The names of suspected child abusers — not just those charged or convicted — will be made publicly available by the Tennessee Department of Children’s Services under a new policy said to be following an old law, reports Richard Locker.

DCS has long maintained an internal, secret registry of people whom the agency has “substantiated” for child abuse or neglect but has, as required by state law, worked with such institutions as schools, child-care centers and foster-care providers to verify whether potential new employees are on the list. State law prohibits people on the DCS registry from being hired as teachers or child-care providers and from being foster parents.

But now, based on a new review of a 1987 law that predates the 1996 creation of DCS, the department will make available names from its registry for inclusion on the separate “abuse registry” maintained by the Health Department. That registry is, by law, on the Health Department’s website. Anyone can enter a name to see whether it’s on the registry of people who abused adults, usually in such settings as nursing homes or home care.

A DCS internal review of its operating policies discovered the 1987 law apparently requires that the department share names added to its registry with the Health Department database.

“We think it’s the right thing to do. DCS found this nearly 30-year-old statute and brought it to the attention of the Department of Health,” DCS spokesman Rob Johnson said.
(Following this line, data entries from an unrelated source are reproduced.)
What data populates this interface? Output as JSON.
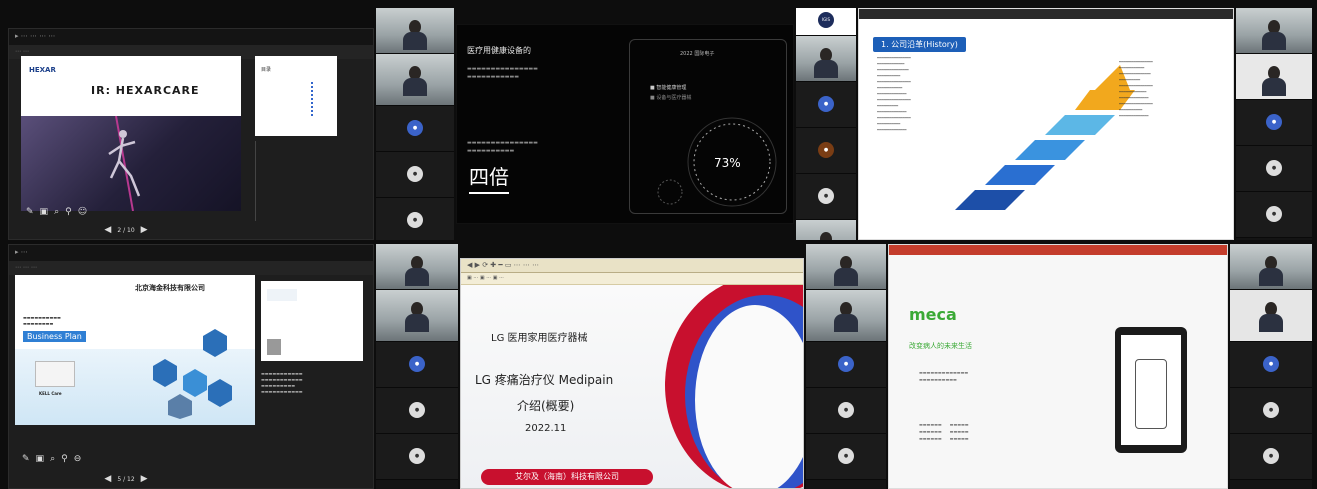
{
  "windows": {
    "hexar": {
      "title": "IR: HEXARCARE",
      "logo": "HEXAR",
      "thumb_title": "目录",
      "page_counter": "2 / 10"
    },
    "dark_slide": {
      "heading": "医疗用健康设备的",
      "big_text": "四倍",
      "percent": "73%",
      "right_title": "2022 国际电子",
      "legend_a": "智能健康管理",
      "legend_b": "设备与医疗器械"
    },
    "history": {
      "title": "1. 公司沿革(History)",
      "brand": "IGIS"
    },
    "beijing": {
      "company": "北京海金科技有限公司",
      "business_plan": "Business Plan",
      "product_name": "KELL Care",
      "page_counter": "5 / 12"
    },
    "lg": {
      "line1": "LG 医用家用医疗器械",
      "line2": "LG 疼痛治疗仪 Medipain",
      "line3": "介绍(概要)",
      "date": "2022.11",
      "footer_company": "艾尔及（海南）科技有限公司"
    },
    "meca": {
      "logo": "meca",
      "slogan": "改变病人的未来生活"
    }
  },
  "colors": {
    "history_blue": "#1d5fb8",
    "lg_red": "#c8102e",
    "avatar_blue": "#3b63c9",
    "meca_green": "#3aa935"
  }
}
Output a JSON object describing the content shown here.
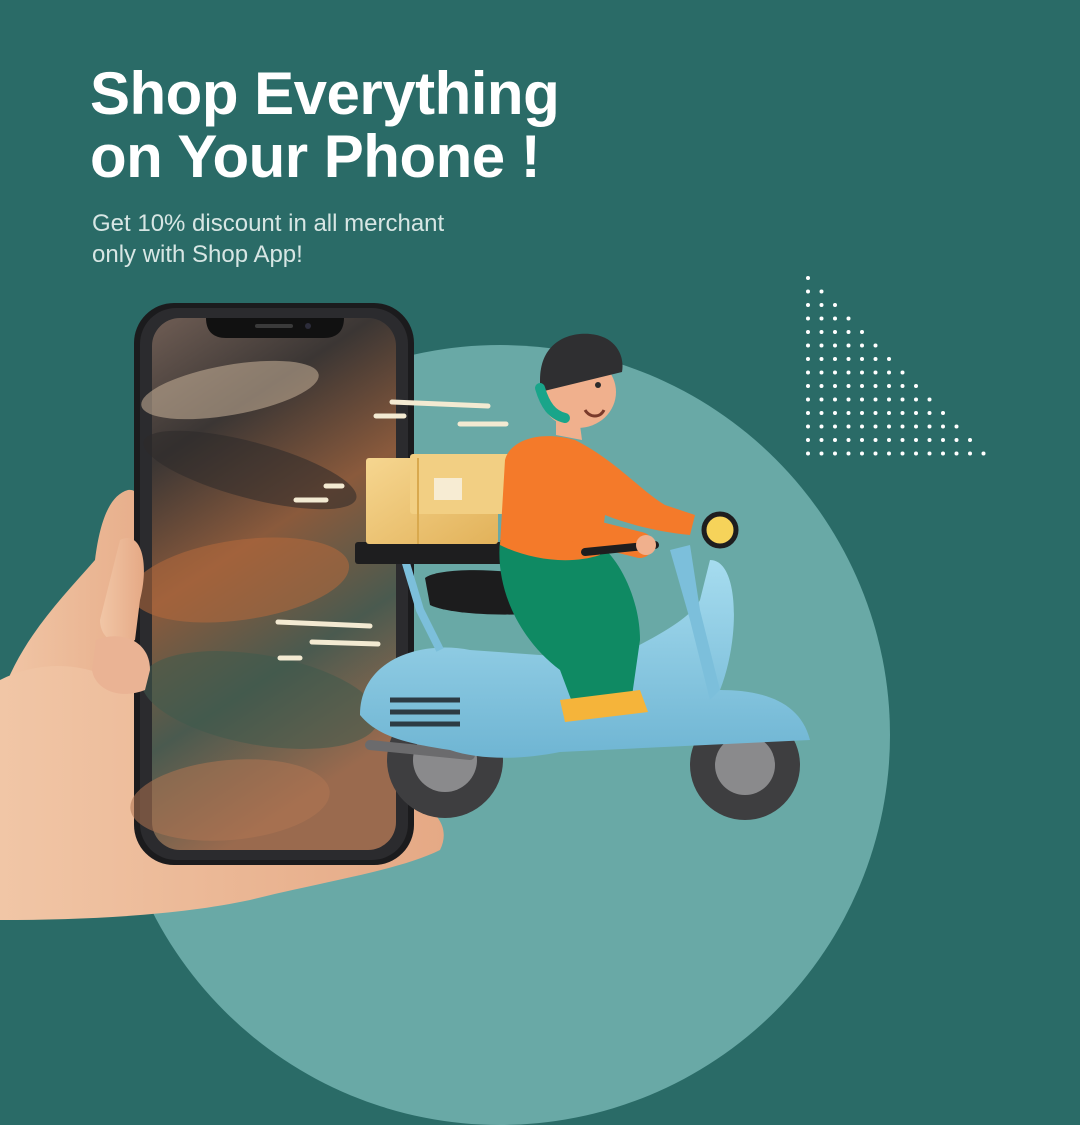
{
  "banner": {
    "headline_line1": "Shop Everything",
    "headline_line2": "on Your Phone !",
    "subtext_line1": "Get 10% discount in all merchant",
    "subtext_line2": "only with Shop App!"
  },
  "colors": {
    "background": "#2a6b67",
    "circle": "#69a9a6",
    "text": "#ffffff",
    "scooter": "#86c8e2",
    "shirt": "#f47a2a",
    "pants": "#0f8a63",
    "box": "#f0c873"
  },
  "illustration": {
    "icons": [
      "hand-holding-phone-icon",
      "delivery-rider-on-scooter-icon",
      "package-box-icon",
      "dot-pattern-icon"
    ]
  }
}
The confidential DCS registry has about 154,000 names, but they will not be forwarded to the Health Department retroactively. Instead, DCS began notifying people on March 15 who were being added to its child-abuse registry from that date forward that their names could also appear on the public abuse registry and how to appeal their placement on it. DCS began on July 1 sending to the Health Department the names of people who did not appeal.

“We have to ensure that everyone gets due process,” Johnson said.

But among child-welfare advocates inside and outside the agency, there are concerns about the new policy — partly because inclusion on the registries is usually permanent and partly because it could hamper the confidential nature of DCS’s work with families.

“First and foremost, nobody wants any vulnerable adult or child to be abused, so the intent of the Department of Health registry is to prevent that. People clearly belong on that (Health Department) registry who have abused adults,” said Linda O’Neal, executive director of the Tennessee Commission on Children and Youth. “That’s different from some circumstances involving children. Clearly, people who have committed child sex abuse ought to be on the registry. Where it becomes grayer is circumstances involving intrafamily maltreatment but not sexual abuse — especially, for example, where young parents who may be under incredible pressures for a whole range of reasons do something stupid and wrong but are never likely to do it again. That’s different from a situation where an adult is abusing somebody in a facility.

“Once you go on that registry, it circumscribes job and other opportunities for the future. It could be a mom with severe postpartum depression who neglects a child before getting treatment.”